DIRECTOR´S NOTE

DIE TOCHTER hat zwei Wurzeln. Letztes Jahr im Spätsommer saß ich in Berlin draußen auf der Terrasse eines Kreuzberger Restaurants und beobachtete folgende Szene: Ein ungefähr dreijähriger Junge rollte gelangweilt mit seinem Bobby Car um eine Eisenstange des Vorplatzes vom Café. Quengelnd versuchte er die Aufmerksamkeit seiner Eltern zu erobern, die in ein lebhaftes Gespräch mit Freunden vertieft waren. Wütend über die Nichtbeachtung der Eltern, fing der Junge an, sein Bobby Car gegen die Eisenstange zu rammen, immer doller. Seine Eltern, lachend am Erzählen, schauten nicht zu ihm. Zitternd vor Wut schmiss sich der Junge auf den Boden und kickte das Bobby Car zur Seite. Es fiel um. Laut begann er los zu heulen. Jetzt reagierten die Eltern. Die Mutter stand auf, ging zu ihrem Jungen hin, hockte sich neben ihn und wollte wissen, was ihm passiert sei. Der Junge zeigte heulend auf die Eisenstange und rieb sich den Kopf. Die Mutter pustete mitfühlend gegen seine Stirn und der ganze Tisch schaute zu ihnen hinüber – alle raunten dem Jungen tröstende Laute zu. Die Mutter nahm ihr Kind auf den Arm und trug es zum Tisch. Der Junge schaute mich über die Schulter der Mutter hinweg an und ich meinte, ihn ganz leise lächeln zu sehen. Jetzt hatte er die Aufmerksamkeit, die er wollte, obwohl in Wirklichkeit gar nichts passiert war.

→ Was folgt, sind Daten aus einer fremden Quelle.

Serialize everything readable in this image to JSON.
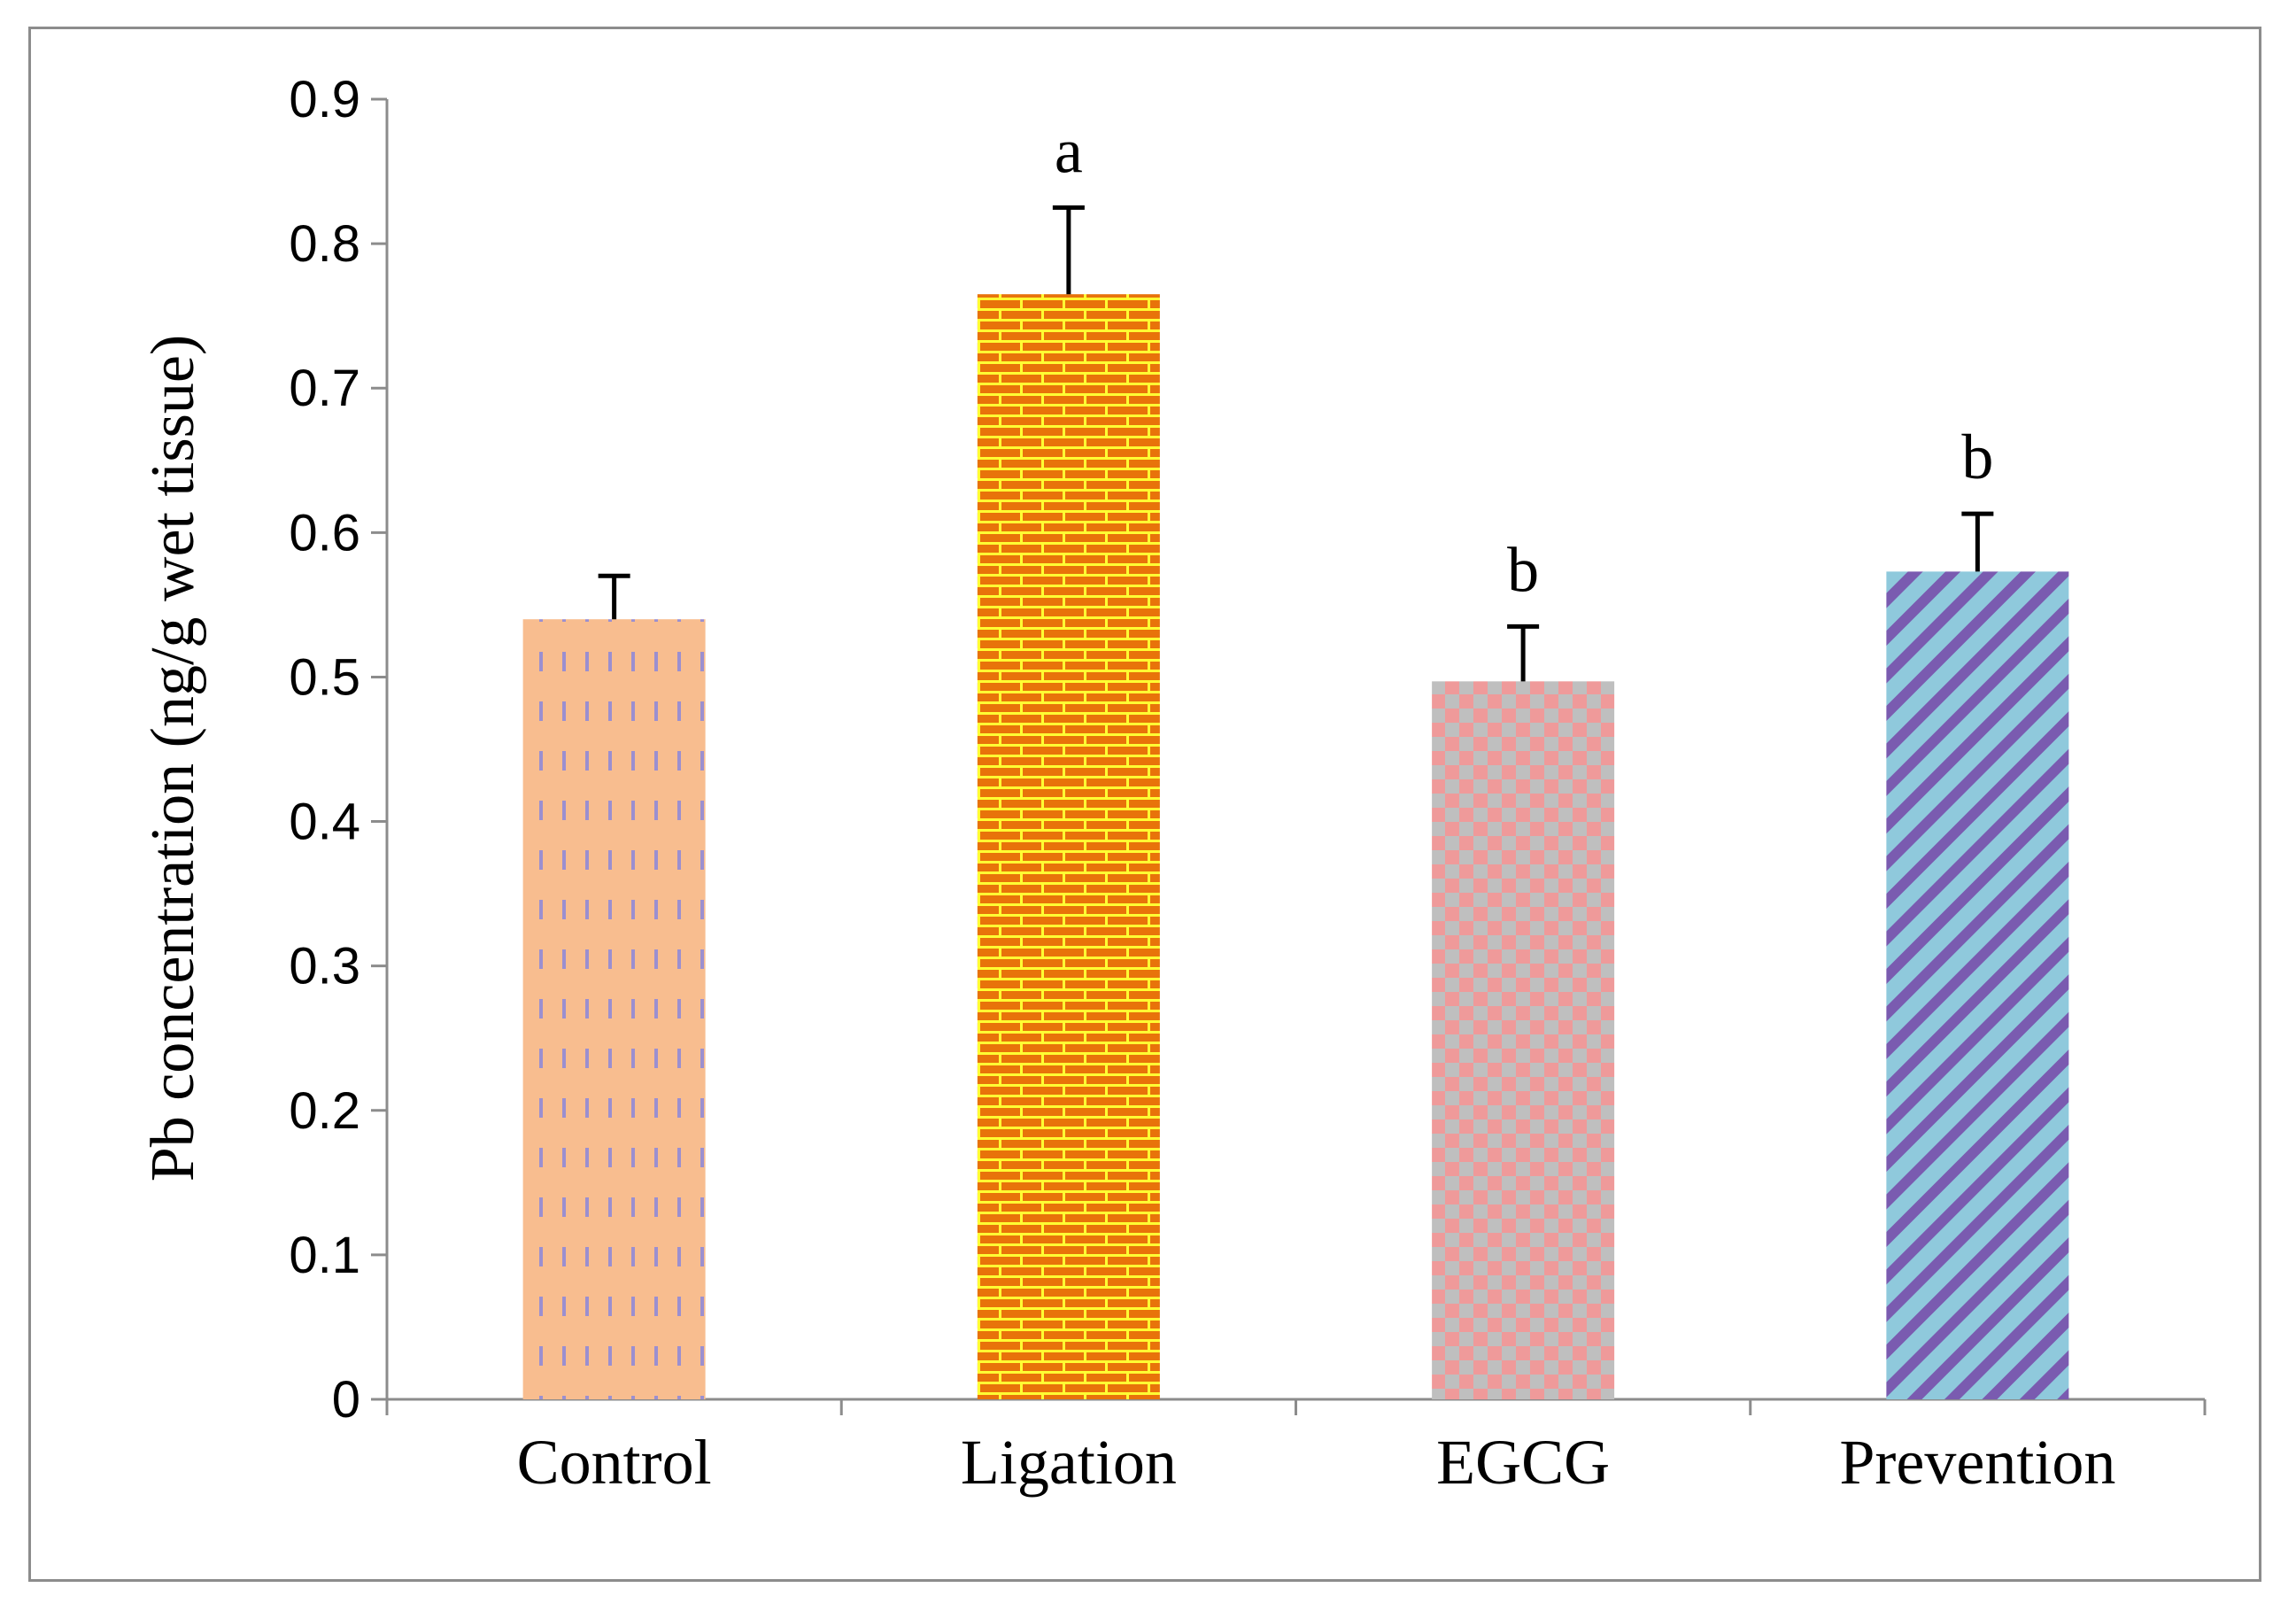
{
  "chart_data": {
    "type": "bar",
    "title": "",
    "xlabel": "",
    "ylabel": "Pb concentration (ng/g wet tissue)",
    "ylim": [
      0,
      0.9
    ],
    "yticks": [
      "0",
      "0.1",
      "0.2",
      "0.3",
      "0.4",
      "0.5",
      "0.6",
      "0.7",
      "0.8",
      "0.9"
    ],
    "categories": [
      "Control",
      "Ligation",
      "EGCG",
      "Prevention"
    ],
    "values": [
      0.54,
      0.765,
      0.497,
      0.573
    ],
    "errors": [
      0.03,
      0.06,
      0.038,
      0.04
    ],
    "significance": [
      "",
      "a",
      "b",
      "b"
    ],
    "grid": false,
    "legend": "none",
    "patterns": [
      "dashes",
      "bricks",
      "checker",
      "diagonal"
    ],
    "colors": {
      "control_fill": "#f8bd8f",
      "control_mark": "#9b8fd0",
      "ligation_fill": "#e8730a",
      "ligation_mark": "#ffff33",
      "egcg_a": "#bfbfbf",
      "egcg_b": "#ef9a9a",
      "prevention_a": "#8fc9dc",
      "prevention_b": "#7a5bb0",
      "axis": "#8c8c8c",
      "error": "#000000"
    }
  }
}
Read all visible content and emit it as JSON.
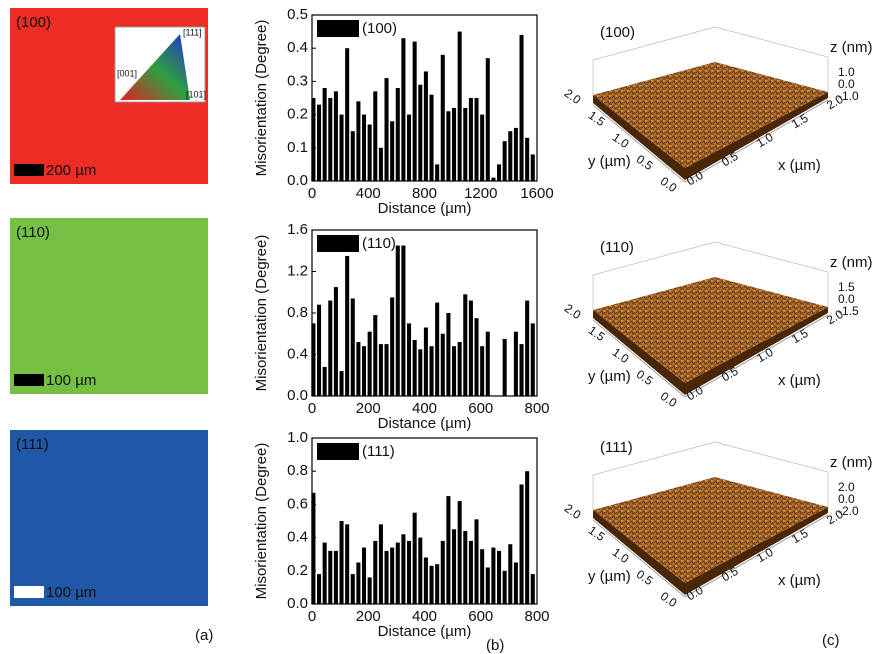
{
  "panel_a": [
    {
      "label": "(100)",
      "color": "#ee2b25",
      "scale_bar": "200 µm",
      "bar_color": "#000000"
    },
    {
      "label": "(110)",
      "color": "#75c043",
      "scale_bar": "100 µm",
      "bar_color": "#000000"
    },
    {
      "label": "(111)",
      "color": "#2058a8",
      "scale_bar": "100 µm",
      "bar_color": "#ffffff"
    }
  ],
  "inset": {
    "labels": [
      "[111]",
      "[001]",
      "[101]"
    ]
  },
  "chart_data": [
    {
      "type": "bar",
      "y_label": "Misorientation (Degree)",
      "x_label": "Distance (µm)",
      "xlim": [
        0,
        1600
      ],
      "xticks": [
        0,
        400,
        800,
        1200,
        1600
      ],
      "ylim": [
        0,
        0.5
      ],
      "yticks": [
        {
          "value": 0,
          "label": "0.0"
        },
        0.1,
        0.2,
        0.3,
        0.4,
        0.5
      ],
      "x": [
        10,
        50,
        90,
        130,
        170,
        210,
        250,
        290,
        330,
        370,
        410,
        450,
        490,
        530,
        570,
        610,
        650,
        690,
        730,
        770,
        810,
        850,
        890,
        930,
        970,
        1010,
        1050,
        1090,
        1130,
        1170,
        1210,
        1250,
        1290,
        1330,
        1370,
        1410,
        1450,
        1490,
        1530,
        1570
      ],
      "series": [
        {
          "name": "(100)",
          "color": "#000000",
          "values": [
            0.25,
            0.23,
            0.28,
            0.25,
            0.27,
            0.2,
            0.4,
            0.15,
            0.24,
            0.2,
            0.17,
            0.27,
            0.1,
            0.31,
            0.18,
            0.28,
            0.43,
            0.2,
            0.42,
            0.29,
            0.33,
            0.26,
            0.05,
            0.38,
            0.21,
            0.22,
            0.45,
            0.22,
            0.25,
            0.25,
            0.2,
            0.37,
            0.01,
            0.05,
            0.12,
            0.15,
            0.16,
            0.44,
            0.13,
            0.08
          ]
        }
      ]
    },
    {
      "type": "bar",
      "y_label": "Misorientation (Degree)",
      "x_label": "Distance (µm)",
      "xlim": [
        0,
        800
      ],
      "xticks": [
        0,
        200,
        400,
        600,
        800
      ],
      "ylim": [
        0,
        1.6
      ],
      "yticks": [
        {
          "value": 0,
          "label": "0.0"
        },
        0.4,
        0.8,
        1.2,
        1.6
      ],
      "x": [
        5,
        25,
        45,
        65,
        85,
        105,
        125,
        145,
        165,
        185,
        205,
        225,
        245,
        265,
        285,
        305,
        325,
        345,
        365,
        385,
        405,
        425,
        445,
        465,
        485,
        505,
        525,
        545,
        565,
        585,
        605,
        625,
        645,
        665,
        685,
        705,
        725,
        745,
        765,
        785
      ],
      "series": [
        {
          "name": "(110)",
          "color": "#000000",
          "values": [
            0.7,
            0.88,
            0.28,
            0.92,
            1.05,
            0.24,
            1.35,
            0.94,
            0.52,
            0.48,
            0.62,
            0.78,
            0.5,
            0.5,
            0.95,
            1.45,
            1.45,
            0.7,
            0.54,
            0.45,
            0.66,
            0.48,
            0.9,
            0.6,
            0.8,
            0.48,
            0.52,
            0.98,
            0.92,
            0.75,
            0.48,
            0.62,
            0,
            0,
            0.55,
            0,
            0.62,
            0.5,
            0.92,
            0.7
          ]
        }
      ]
    },
    {
      "type": "bar",
      "y_label": "Misorientation (Degree)",
      "x_label": "Distance (µm)",
      "xlim": [
        0,
        800
      ],
      "xticks": [
        0,
        200,
        400,
        600,
        800
      ],
      "ylim": [
        0,
        1.0
      ],
      "yticks": [
        {
          "value": 0,
          "label": "0.0"
        },
        0.2,
        0.4,
        0.6,
        0.8,
        {
          "value": 1,
          "label": "1.0"
        }
      ],
      "x": [
        5,
        25,
        45,
        65,
        85,
        105,
        125,
        145,
        165,
        185,
        205,
        225,
        245,
        265,
        285,
        305,
        325,
        345,
        365,
        385,
        405,
        425,
        445,
        465,
        485,
        505,
        525,
        545,
        565,
        585,
        605,
        625,
        645,
        665,
        685,
        705,
        725,
        745,
        765,
        785
      ],
      "series": [
        {
          "name": "(111)",
          "color": "#000000",
          "values": [
            0.67,
            0.18,
            0.37,
            0.32,
            0.32,
            0.5,
            0.48,
            0.18,
            0.25,
            0.34,
            0.16,
            0.38,
            0.48,
            0.32,
            0.34,
            0.37,
            0.42,
            0.38,
            0.55,
            0.4,
            0.28,
            0.23,
            0.24,
            0.38,
            0.65,
            0.45,
            0.62,
            0.44,
            0.38,
            0.51,
            0.33,
            0.22,
            0.34,
            0.32,
            0.2,
            0.36,
            0.25,
            0.72,
            0.8,
            0.18
          ]
        }
      ]
    }
  ],
  "panel_c": [
    {
      "label": "(100)",
      "z_label": "z (nm)",
      "z_ticks": [
        "1.0",
        "0.0",
        "-1.0"
      ],
      "x_label": "x (µm)",
      "y_label": "y (µm)",
      "xy_ticks": [
        "0.0",
        "0.5",
        "1.0",
        "1.5",
        "2.0"
      ]
    },
    {
      "label": "(110)",
      "z_label": "z (nm)",
      "z_ticks": [
        "1.5",
        "0.0",
        "-1.5"
      ],
      "x_label": "x (µm)",
      "y_label": "y (µm)",
      "xy_ticks": [
        "0.0",
        "0.5",
        "1.0",
        "1.5",
        "2.0"
      ]
    },
    {
      "label": "(111)",
      "z_label": "z (nm)",
      "z_ticks": [
        "2.0",
        "0.0",
        "-2.0"
      ],
      "x_label": "x (µm)",
      "y_label": "y (µm)",
      "xy_ticks": [
        "0.0",
        "0.5",
        "1.0",
        "1.5",
        "2.0"
      ]
    }
  ],
  "panel_letters": [
    "(a)",
    "(b)",
    "(c)"
  ]
}
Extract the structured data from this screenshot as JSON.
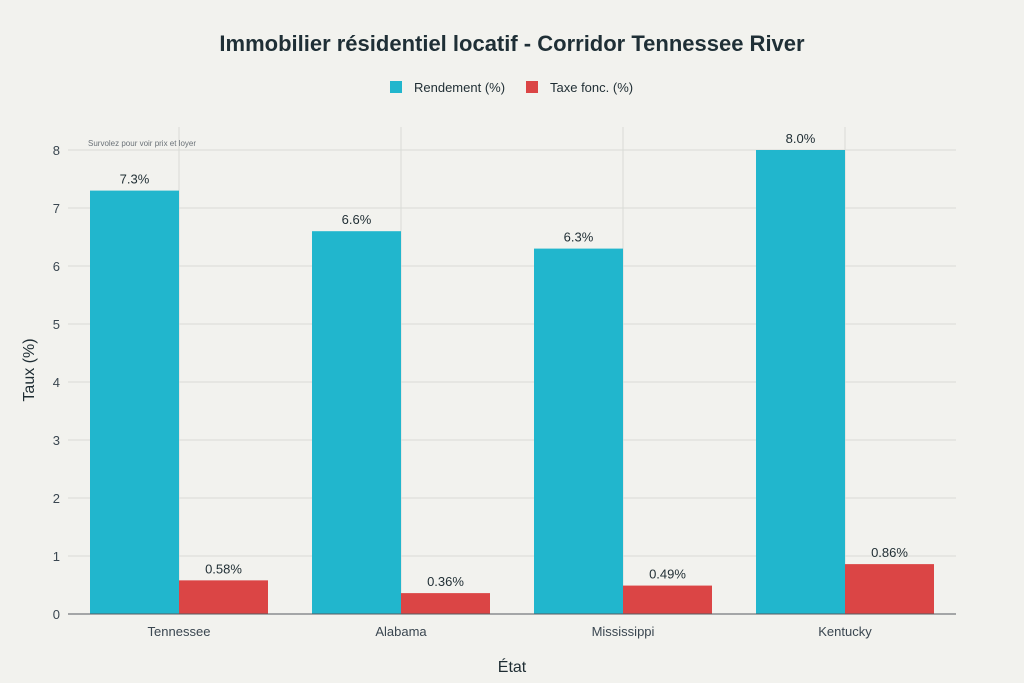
{
  "chart_data": {
    "type": "bar",
    "title": "Immobilier résidentiel locatif - Corridor Tennessee River",
    "annotation": "Survolez pour voir prix et loyer",
    "xlabel": "État",
    "ylabel": "Taux (%)",
    "ylim": [
      0,
      8.5
    ],
    "yticks": [
      0,
      1,
      2,
      3,
      4,
      5,
      6,
      7,
      8
    ],
    "grid": true,
    "legend_position": "top-center",
    "categories": [
      "Tennessee",
      "Alabama",
      "Mississippi",
      "Kentucky"
    ],
    "series": [
      {
        "name": "Rendement (%)",
        "color": "#21b6cd",
        "values": [
          7.3,
          6.6,
          6.3,
          8.0
        ],
        "labels": [
          "7.3%",
          "6.6%",
          "6.3%",
          "8.0%"
        ]
      },
      {
        "name": "Taxe fonc. (%)",
        "color": "#db4545",
        "values": [
          0.58,
          0.36,
          0.49,
          0.86
        ],
        "labels": [
          "0.58%",
          "0.36%",
          "0.49%",
          "0.86%"
        ]
      }
    ]
  }
}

Eine Art Schlüsselmoment für den Film war noch eine Situation: Fabian Gamper (Kamera) und ich waren zur Vorbereitung unseres vorigen Filmes nach Ligurien gereist. Als wir in der Sonne vor der Eisdiele in Albenga saßen, trat ein Mann Anfang fünfzig mit einer attraktiven Frau Anfang zwanzig im Arm aus der Gelateria. Sie schleckten an ihrem Eis und der Mann lachte verzückt als die Frau versuchte an seinem Eis zu lecken. Der enorme Altersunterschied fiel auf, aber die beiden wirkten wie ein glücklich verliebtes deutsches Urlauber – Paar, das zusammen seine Ferien genießt. Da trat eine Frau im Alter des Mannes aus der Gelateria. Sie blieb im Schatten der Markise stehen und schaute zu dem turtelnden Paar in der Sonne.
Die feinen Linien um ihre Augen – Lachfältchen, die sie sanft und schön machten – ihr Blick war so ruhig und von so tiefer Traurigkeit, dass er mich im Innersten berührte.
Die junge Frau drehte sich zur Gelateria um und rief der älteren Frau zu: „Mama, wo lang müssen wir?“
Aufgereiht in einer Dreierreihe, liefen sie die Gasse entlang und wir konnten ihnen nachsehen: Links die Mutter mit einem halben Meter Abstand zu ihrem Mann, dann der Mann, der Arm in Arm mit seiner Tochter ging. Mutter, Vater, Kind. Aber es sah aus wie Ehefrau, Ehemann und Geliebte.

Wann beginnt Rollentausch innerhalb einer Familie? Wieso haben Eltern plötzlich Angst vor ihren Kindern?

Mit dem Film DIE TOCHTER möchte ich eine andere Wirklichkeit zeigen, als die allgemeingültige Annahme, alle Kinder würden wollen, dass ihre Eltern zusammen sind. Die Beziehung zum eigenen Kind stellt für Hannah und Jimmy die einzig konstante Bindung dar – die, die alle Paarbeziehungen überdauert. Sie sind sozusagen gleichermaßen abhängig von ihrem Kind, wie Luca von ihren Eltern. Luca bekommt durch ihre besondere Rolle in der Familienkonstellation eine Wichtigkeit für die Eltern, die ihr viel Macht verleiht. Und wie der Junge auf dem Bobby Car, nutzt Luca ihre Macht, um ihren Willen durchzusetzen. Das siebenjährige Mädchen ist bereit, bis zum Äußersten zu gehen: Um ihre Identität – die Königin an Vaters Seite – zu wahren und das Bindeglied der Familie, der Mittelpunkt um den sich alles dreht zu bleiben, wird sie zur Meisterin der Manipulation.